BEGLEITEN – STÜTZEN – TRÖSTEN

Liebe Freunde und Förderer des Hospizvereins,

wir danken Ihnen für Ihre Unterstützung und die gute Zusammenarbeit in den vergangenen zwölf Monaten.
Wir haben uns dieses Jahr einen neuen „Slogan“ gegeben, der die wesentlichen Aspekte unserer Arbeit wunderbar in nur drei Worten zusammenfasst: BEGLEITEN – STÜTZEN – TRÖSTEN
Diesen Inhalten fühlt sich der Hospizverein seit nun über 22 Jahren verpflichtet und er wird sich auch im kommenden Jahr wieder mit aller Hingabe dafür einsetzen.
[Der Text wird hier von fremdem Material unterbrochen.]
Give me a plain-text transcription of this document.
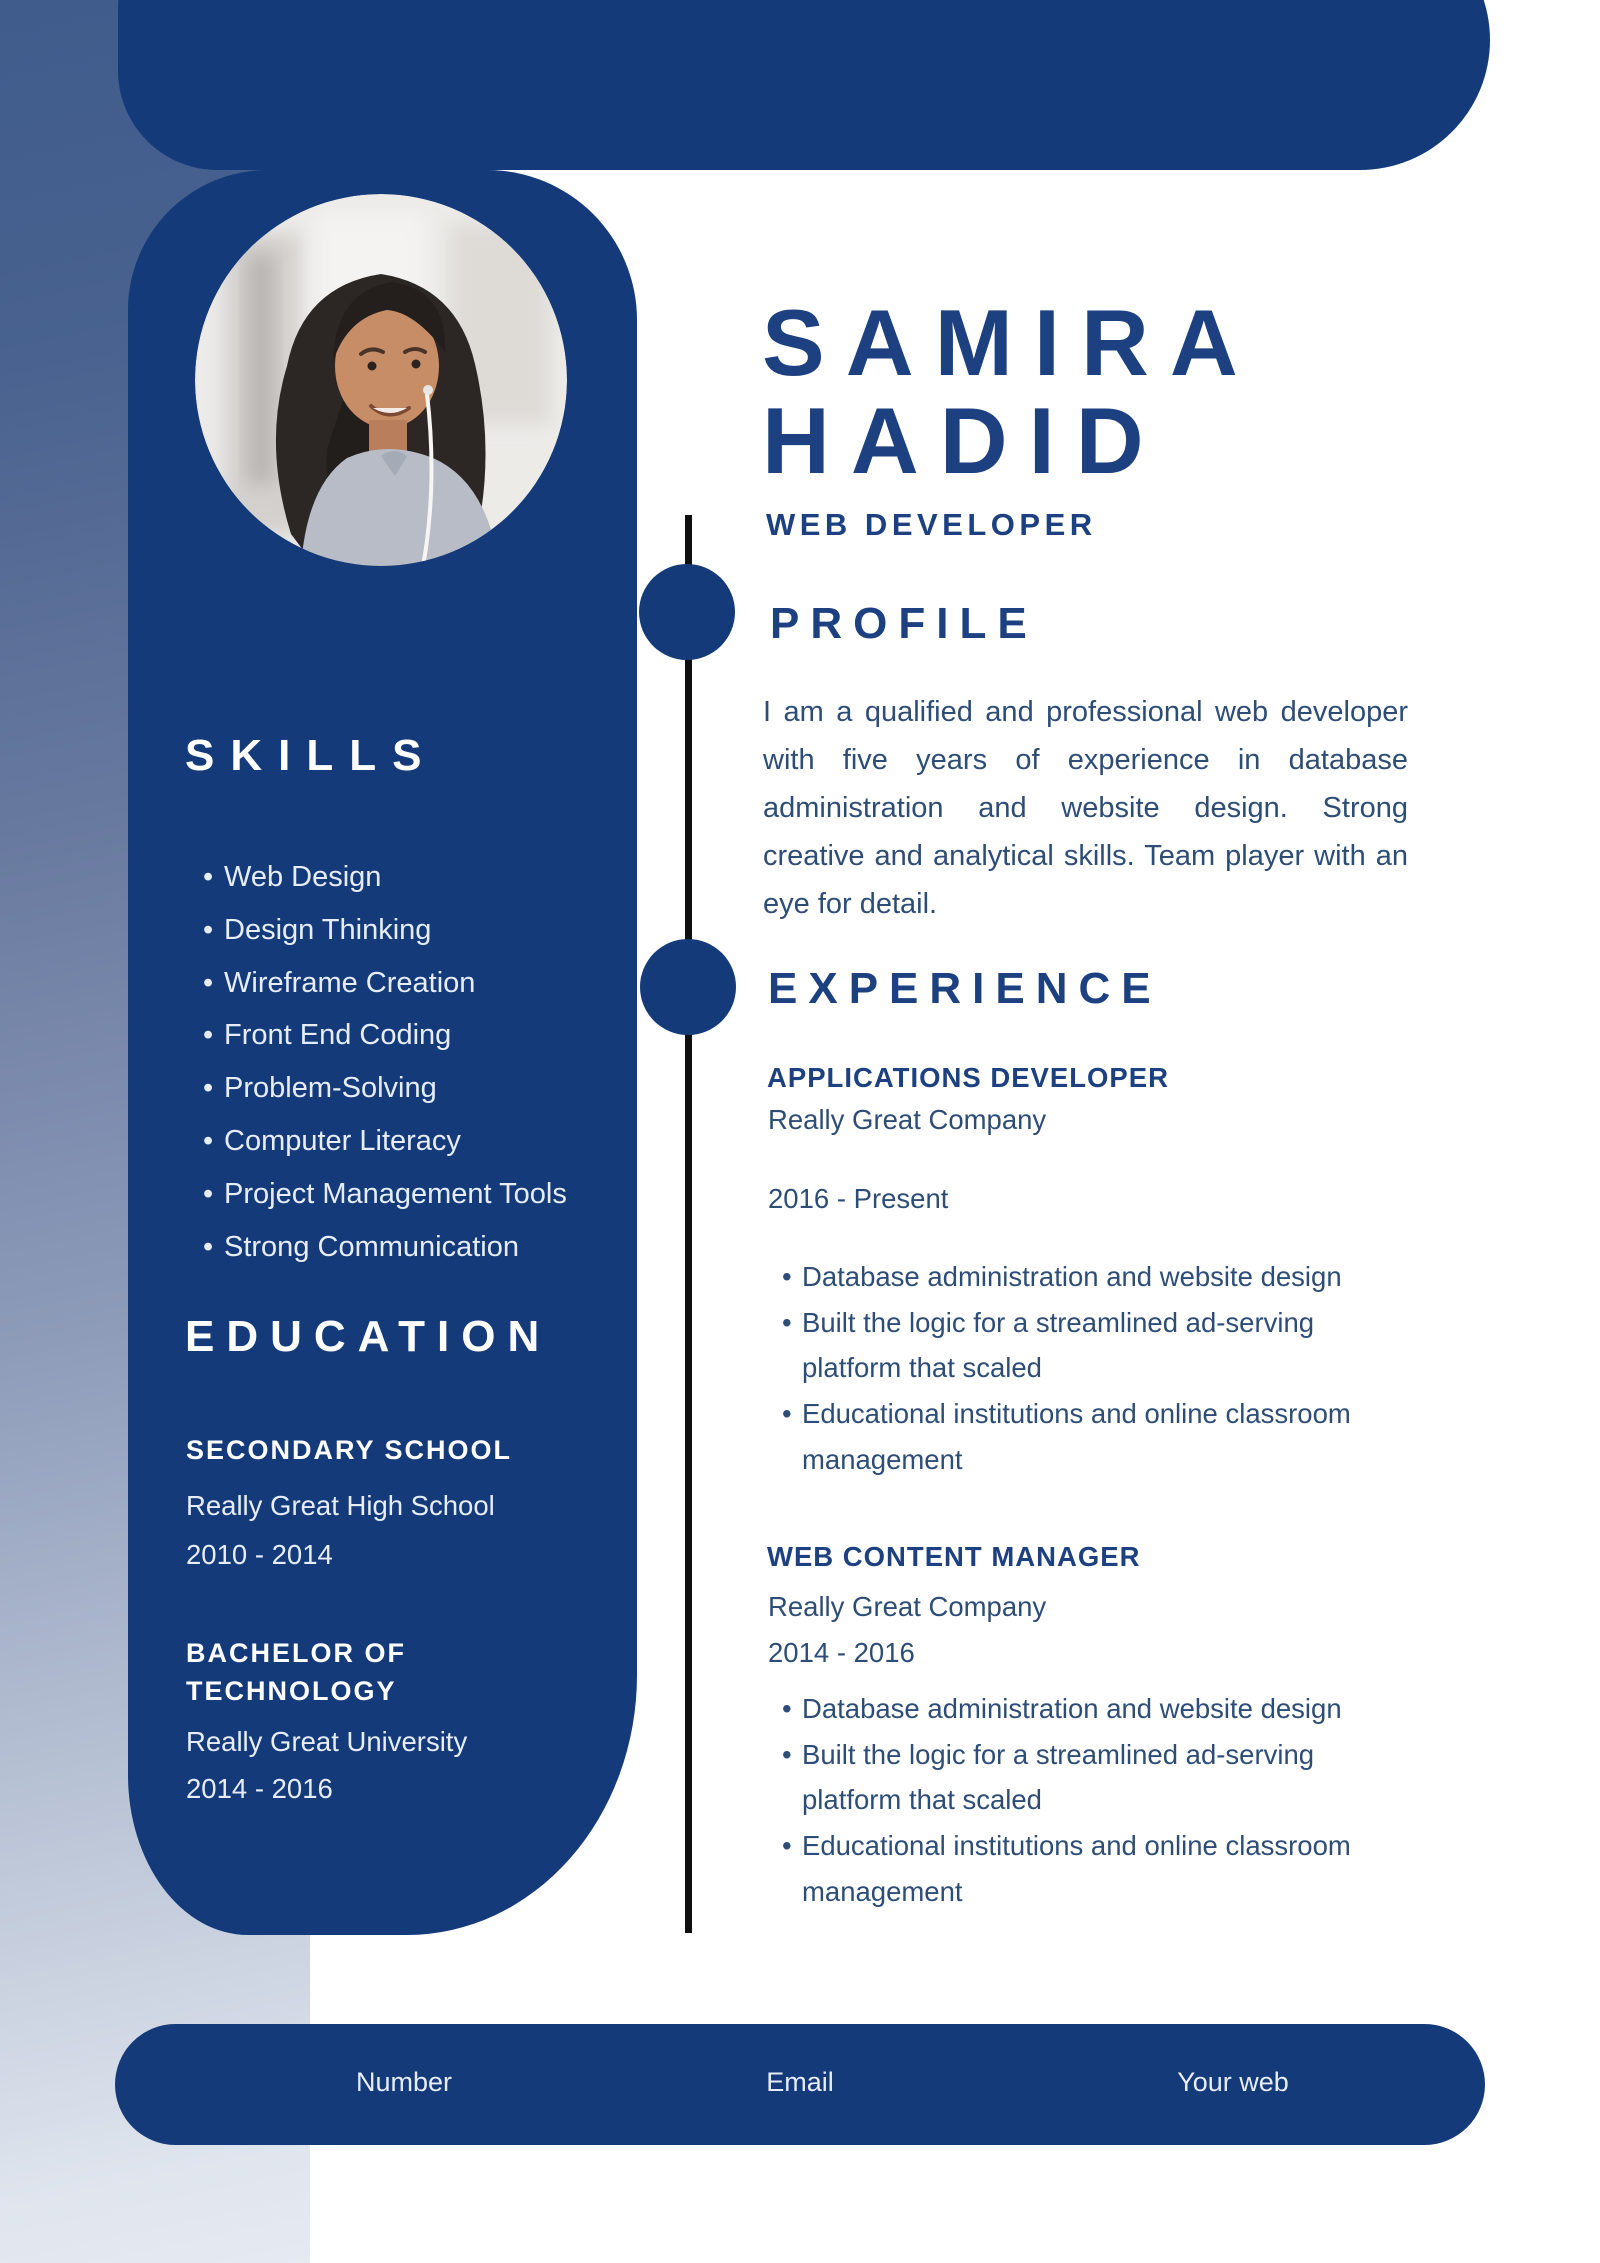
SAMIRA
HADID
WEB DEVELOPER
PROFILE
I am a qualified and professional web developer with five years of experience in database administration and website design. Strong creative and analytical skills. Team player with an eye for detail.
EXPERIENCE
APPLICATIONS DEVELOPER
Really Great Company
2016 - Present
• Database administration and website design
• Built the logic for a streamlined ad-serving platform that scaled
• Educational institutions and online classroom management
WEB CONTENT MANAGER
Really Great Company
2014 - 2016
• Database administration and website design
• Built the logic for a streamlined ad-serving platform that scaled
• Educational institutions and online classroom management
SKILLS
• Web Design
• Design Thinking
• Wireframe Creation
• Front End Coding
• Problem-Solving
• Computer Literacy
• Project Management Tools
• Strong Communication
EDUCATION
SECONDARY SCHOOL
Really Great High School
2010 - 2014
BACHELOR OF TECHNOLOGY
Really Great University
2014 - 2016
Number	Email	Your web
Begleiten…. auf dem letzten Weg, beim Abschied nehmen, an der Seite der Menschen sein, das Unbegreifliche aushalten, Zeit habenStützen……. in schweren Zeiten, auf dem Weg des Abschieds, in der VerzweiflungTrösten…… in Zeiten der Trauer, der Ausweglosigkeit. Ein offenes Ohr haben, da sein.
Die Corona-Einschränkungen im vergangenen Jahr machten es uns oft schwer, so zu begleiten, zu stützen und zu trösten, wie wir es gerne getan hätten. Dennoch war viel möglich und wir sind dankbar, zumindest eingeschränkt weiterhin tätig gewesen sein zu dürfen.

Sei es im häuslichen Umfeld, in Alten- und Behinderten-Einrichtungen und fast durchgängig das ganze Jahr auf der Palliativstation der Kreisklinik.Zudem konnten wir in den Sommermonaten einige Male „Hospizbegleiter-Treffen“ abhalten (aufgeteilt in zwei Gruppen), vereinzelt Fortbildungen besuchen (zum Teil online) und die gewonnene Zeit in Projekte und in Belange der Öffentlichkeitsarbeit investieren.Im Herbst begannen wir optimistisch einen neuen Hospizbegleiter-Kurs mit elf TeilnehmerInnen – den wir hoffentlich bald im neuen Jahr wieder fortsetzen können.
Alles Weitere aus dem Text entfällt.